Jules is really empty and really rootless. It’s a function of having not really taken the time with herself to figure out who she is and what she wants. I think that creates a real defensiveness. She’s trying to create herself from the things that she hates, and from her negative reactions to the world around her. You can’t build a self in that way. It can’t be about what you don’t like. 

I think a lot about the character of Ray in Girls. That’s sort of who Jules is: She’s very contrarian and thinks she knows a lot and is stubborn. I think that’s the reason that she’s so judgmental of others because she’s defining herself against the things she doesn’t want to be and the things that repulse her, instead of doing the work of being in the world and being vulnerable and figuring out what it is that she loves.

That’s interesting to bring in Girls as a reference… Were there other pop culture touchstones that you were using as a bit of a moodboard?

I watch a lot of television. Shows like Girls, Seinfeld; A Serious Man—the movie by the Coen Brothers, that’s been my favorite movie for a really long time. What I like about it is the way it just renders the world so bizarre and as if it is really conspiring against you. I think that that’s my favorite things about those comedies—Arrested Development too: creating a sort of pressure cooker situation for the world, which is this really oppressive, unkind force, but also where the characters’ own actions are magnifying that. Sheila Heti and Ottessa Moshfegh, Sally Rooney—the way that they write that tension between disaffection and hatred, but also…a protagonist or narrator who has a real big heart and a real sense of emptiness.
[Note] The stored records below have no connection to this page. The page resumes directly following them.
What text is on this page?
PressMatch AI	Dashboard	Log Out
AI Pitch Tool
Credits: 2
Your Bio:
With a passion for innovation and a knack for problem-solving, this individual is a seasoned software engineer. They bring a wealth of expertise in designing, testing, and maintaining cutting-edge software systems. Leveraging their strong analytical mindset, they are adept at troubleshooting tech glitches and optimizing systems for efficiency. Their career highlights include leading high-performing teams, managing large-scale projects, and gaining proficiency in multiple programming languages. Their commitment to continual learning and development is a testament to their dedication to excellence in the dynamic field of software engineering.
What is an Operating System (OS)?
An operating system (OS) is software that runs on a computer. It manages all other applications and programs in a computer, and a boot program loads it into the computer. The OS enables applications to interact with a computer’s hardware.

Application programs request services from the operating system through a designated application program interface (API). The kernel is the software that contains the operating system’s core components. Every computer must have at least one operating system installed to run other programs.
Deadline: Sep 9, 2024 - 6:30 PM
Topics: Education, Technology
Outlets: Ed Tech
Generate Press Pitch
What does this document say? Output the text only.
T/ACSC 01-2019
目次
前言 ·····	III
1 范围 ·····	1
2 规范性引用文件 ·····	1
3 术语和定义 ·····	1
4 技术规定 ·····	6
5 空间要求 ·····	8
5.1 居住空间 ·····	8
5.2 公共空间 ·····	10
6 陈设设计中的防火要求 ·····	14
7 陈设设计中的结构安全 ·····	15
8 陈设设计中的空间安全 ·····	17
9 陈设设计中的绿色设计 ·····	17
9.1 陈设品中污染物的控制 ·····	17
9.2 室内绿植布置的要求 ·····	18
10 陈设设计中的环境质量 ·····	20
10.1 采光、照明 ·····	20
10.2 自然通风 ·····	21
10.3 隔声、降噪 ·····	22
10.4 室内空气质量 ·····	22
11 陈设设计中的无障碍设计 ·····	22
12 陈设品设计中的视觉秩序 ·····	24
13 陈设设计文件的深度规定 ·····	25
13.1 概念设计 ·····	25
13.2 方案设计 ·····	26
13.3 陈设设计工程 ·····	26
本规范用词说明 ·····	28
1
Why did Worry feel like the right title for the book?

I was thinking about family, internet, mental illness, politics, everything that’s sort of swirling around. I love the way that the cover wound up; “WORRY” is sort of this big, heavy block on top of that girl’s head, because that was the overwhelming sense I had while I was writing the book—just this weight of anxiety and uncertainty, and how that pressurizes the narrative. I was working on the project under a different title for a long time, and then I saw an archaic definition of the word “worry,” which was the way a dog holds something in its mouth and shakes it back and forth to kill it. Then it took on this resonance of not just fear, but worrying something; destroying it through the process of trying to control it.

An explosive scene in the book happens at Thanksgiving; the niceties of gathering sour when people are saying nonsense. How did you construct that?

That part of the book gives me agita. It’s the most plotted part. It’s the moment where everything converges and spills over and everyone reaches their boiling point. There’s a thing that happens at family gatherings: You kind of zip it and let your uncle say the worst thing you’ve ever heard. That becomes so grating and so tiring and we do this every year and what’s the point if we’re not being real with our family? 

I wanted to see if I could pull off a moment of really brutal honesty, intruding on this otherwise very mannered scene… and there’s something about Thanksgiving to me that it feels fancier than other holidays, for some reason. I thought that would be a funny dinner to have interrupted by chaos.